Malnutrition is the underlying cause of death for at least 3.1 million children, accounting for 45% of all deaths among children under the age of five and stunting growth among a further 165 million, according to a set of reports released ahead of a nutrition summit in London.
The shocking figures, published in the Lancet on Thursday, emerged as world leaders prepare to meet on Saturday to pledge extra money for nutrition, ahead of the G8 summit of industrialised countries on 17 June…
Aid for basic nutrition came to $418 million in 2011, only 0.4% of total official development assistance. Similarly, nutrition has been a low government priority in Africa.
Saturday’s nutrition summit, co-hosted by the UK, Brazil and the Children’s Investment Fund Foundation (CIFF), is expected to see financial pledges from rich governments and declarations of commitments from poor countries.
Aid campaigners, who see the summit as the biggest opportunity in a decade to secure financial and political commitments on nutrition, expect pledges that will take the overall figure for nutrition to between $600m and $800m a year. Enough Food For Everyone IF, a coalition of more than 200 NGOs and faith groups, which is holding a rally in Hyde Park on Saturday to coincide with the summit, is calling for $1bn a year by 2015.
Even if the summit comes up with more money, it will fall far short of the $9.6bn a year the Lancet says is needed to reduce the number of deaths from malnutrition among under-fives by 1 million. The money would be targeted at 34 countries with high malnutrition rates, supporting interventions identified in the 2008 Lancet series as cost-effective. These include exclusive breastfeeding and appropriate, healthy foods for infants; providing mothers and children with sufficient vitamins and minerals, including vitamin A and zinc supplements, iodised salt, and other micronutrient powders and fortified foods; and the prevention and treatment of cases of acute, severe malnutrition…

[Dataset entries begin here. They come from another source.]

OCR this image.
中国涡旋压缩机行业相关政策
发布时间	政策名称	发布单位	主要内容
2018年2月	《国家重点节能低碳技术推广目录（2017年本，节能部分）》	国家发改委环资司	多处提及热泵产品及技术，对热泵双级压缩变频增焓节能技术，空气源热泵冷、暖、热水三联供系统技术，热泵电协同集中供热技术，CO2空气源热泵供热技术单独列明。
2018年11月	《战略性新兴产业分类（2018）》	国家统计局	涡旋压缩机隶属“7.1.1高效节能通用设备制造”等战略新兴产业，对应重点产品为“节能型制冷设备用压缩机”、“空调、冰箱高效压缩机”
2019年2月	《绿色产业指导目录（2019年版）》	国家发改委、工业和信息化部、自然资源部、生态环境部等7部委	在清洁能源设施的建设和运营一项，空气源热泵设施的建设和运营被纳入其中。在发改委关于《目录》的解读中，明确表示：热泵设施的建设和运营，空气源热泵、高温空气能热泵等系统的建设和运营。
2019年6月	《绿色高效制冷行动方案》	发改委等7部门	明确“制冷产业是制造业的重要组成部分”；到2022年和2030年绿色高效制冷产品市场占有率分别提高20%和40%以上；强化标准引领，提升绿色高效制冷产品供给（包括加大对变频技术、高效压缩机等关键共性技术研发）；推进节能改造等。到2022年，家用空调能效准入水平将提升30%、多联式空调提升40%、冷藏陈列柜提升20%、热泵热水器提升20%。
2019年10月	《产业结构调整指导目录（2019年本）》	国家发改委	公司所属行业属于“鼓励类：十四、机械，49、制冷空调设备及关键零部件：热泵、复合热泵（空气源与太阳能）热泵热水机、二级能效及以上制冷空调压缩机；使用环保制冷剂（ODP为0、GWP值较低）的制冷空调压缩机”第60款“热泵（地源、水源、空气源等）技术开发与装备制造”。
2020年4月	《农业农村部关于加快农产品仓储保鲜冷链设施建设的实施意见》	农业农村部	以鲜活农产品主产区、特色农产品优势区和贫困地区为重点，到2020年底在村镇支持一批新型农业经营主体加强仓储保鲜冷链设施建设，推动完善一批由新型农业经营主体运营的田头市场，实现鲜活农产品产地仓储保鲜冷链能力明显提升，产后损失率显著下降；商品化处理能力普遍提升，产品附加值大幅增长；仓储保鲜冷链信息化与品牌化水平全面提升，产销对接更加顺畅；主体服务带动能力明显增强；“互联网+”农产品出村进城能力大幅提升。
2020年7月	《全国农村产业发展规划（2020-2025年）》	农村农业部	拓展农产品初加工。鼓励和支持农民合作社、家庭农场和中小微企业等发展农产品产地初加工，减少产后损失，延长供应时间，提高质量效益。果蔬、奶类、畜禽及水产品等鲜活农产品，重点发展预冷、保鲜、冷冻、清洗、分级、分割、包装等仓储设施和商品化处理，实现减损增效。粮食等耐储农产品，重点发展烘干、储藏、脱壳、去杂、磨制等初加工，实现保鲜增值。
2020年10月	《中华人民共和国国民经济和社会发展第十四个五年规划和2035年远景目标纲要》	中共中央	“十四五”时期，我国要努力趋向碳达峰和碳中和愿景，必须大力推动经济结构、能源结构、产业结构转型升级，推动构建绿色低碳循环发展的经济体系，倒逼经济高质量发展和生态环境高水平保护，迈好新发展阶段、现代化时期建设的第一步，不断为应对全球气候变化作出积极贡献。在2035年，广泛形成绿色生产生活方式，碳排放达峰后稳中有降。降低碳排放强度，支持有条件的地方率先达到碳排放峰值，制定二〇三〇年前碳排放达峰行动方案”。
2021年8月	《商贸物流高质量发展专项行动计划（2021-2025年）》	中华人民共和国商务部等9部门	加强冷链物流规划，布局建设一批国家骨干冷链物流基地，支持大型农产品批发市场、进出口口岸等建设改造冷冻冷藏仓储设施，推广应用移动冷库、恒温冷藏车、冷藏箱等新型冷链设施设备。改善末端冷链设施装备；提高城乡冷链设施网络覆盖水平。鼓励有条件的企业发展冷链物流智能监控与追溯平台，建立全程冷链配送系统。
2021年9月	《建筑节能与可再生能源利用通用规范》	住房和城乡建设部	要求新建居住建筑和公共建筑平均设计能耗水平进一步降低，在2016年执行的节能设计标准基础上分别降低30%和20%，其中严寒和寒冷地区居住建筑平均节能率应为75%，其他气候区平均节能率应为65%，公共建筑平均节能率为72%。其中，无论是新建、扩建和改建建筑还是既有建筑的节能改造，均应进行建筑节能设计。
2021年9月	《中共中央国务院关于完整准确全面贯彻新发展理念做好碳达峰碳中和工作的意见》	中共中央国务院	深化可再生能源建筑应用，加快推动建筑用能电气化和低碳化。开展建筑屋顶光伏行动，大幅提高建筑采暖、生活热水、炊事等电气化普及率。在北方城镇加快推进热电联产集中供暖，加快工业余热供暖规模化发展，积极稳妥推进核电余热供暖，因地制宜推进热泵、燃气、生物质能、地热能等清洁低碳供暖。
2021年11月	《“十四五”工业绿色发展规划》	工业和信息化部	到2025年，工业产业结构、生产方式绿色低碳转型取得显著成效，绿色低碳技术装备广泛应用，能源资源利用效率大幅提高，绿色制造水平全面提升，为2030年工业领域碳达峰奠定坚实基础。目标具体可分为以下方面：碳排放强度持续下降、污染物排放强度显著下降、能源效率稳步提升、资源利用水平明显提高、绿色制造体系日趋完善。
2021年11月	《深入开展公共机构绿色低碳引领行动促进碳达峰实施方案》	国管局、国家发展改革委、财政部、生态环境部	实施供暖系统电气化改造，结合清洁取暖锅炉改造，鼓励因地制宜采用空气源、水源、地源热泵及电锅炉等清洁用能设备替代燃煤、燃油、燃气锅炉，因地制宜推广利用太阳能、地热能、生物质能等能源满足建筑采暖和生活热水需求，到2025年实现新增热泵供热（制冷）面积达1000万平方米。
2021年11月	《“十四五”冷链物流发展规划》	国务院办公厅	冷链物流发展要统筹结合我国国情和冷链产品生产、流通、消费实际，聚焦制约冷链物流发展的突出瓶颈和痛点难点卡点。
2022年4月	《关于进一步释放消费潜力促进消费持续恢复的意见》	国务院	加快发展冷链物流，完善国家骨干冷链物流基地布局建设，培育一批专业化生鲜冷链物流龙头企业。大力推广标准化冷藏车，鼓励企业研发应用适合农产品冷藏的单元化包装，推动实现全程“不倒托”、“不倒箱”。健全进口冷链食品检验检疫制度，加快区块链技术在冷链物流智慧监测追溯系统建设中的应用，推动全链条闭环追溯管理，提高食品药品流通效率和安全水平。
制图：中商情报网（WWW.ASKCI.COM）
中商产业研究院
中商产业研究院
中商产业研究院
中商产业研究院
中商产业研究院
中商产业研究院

Brazil has been one of the success stories in reducing malnutrition. Daniel Silva Balaban, a director at the UN World Food Programme who was involved in Brazil’s nutrition policy, emphasised that hunger and malnutrition was a political problem, not an economic one.
Balaban pointed out that the success of a school feeding programme key to Brazil’s success in tackling malnutrition involved not just the ministry of education but also the co-operation of the education, health, social development and finance ministries.
It also helps if you’e not one of the nations whose military assumes a much higher priority than ordinary citizens – or their children.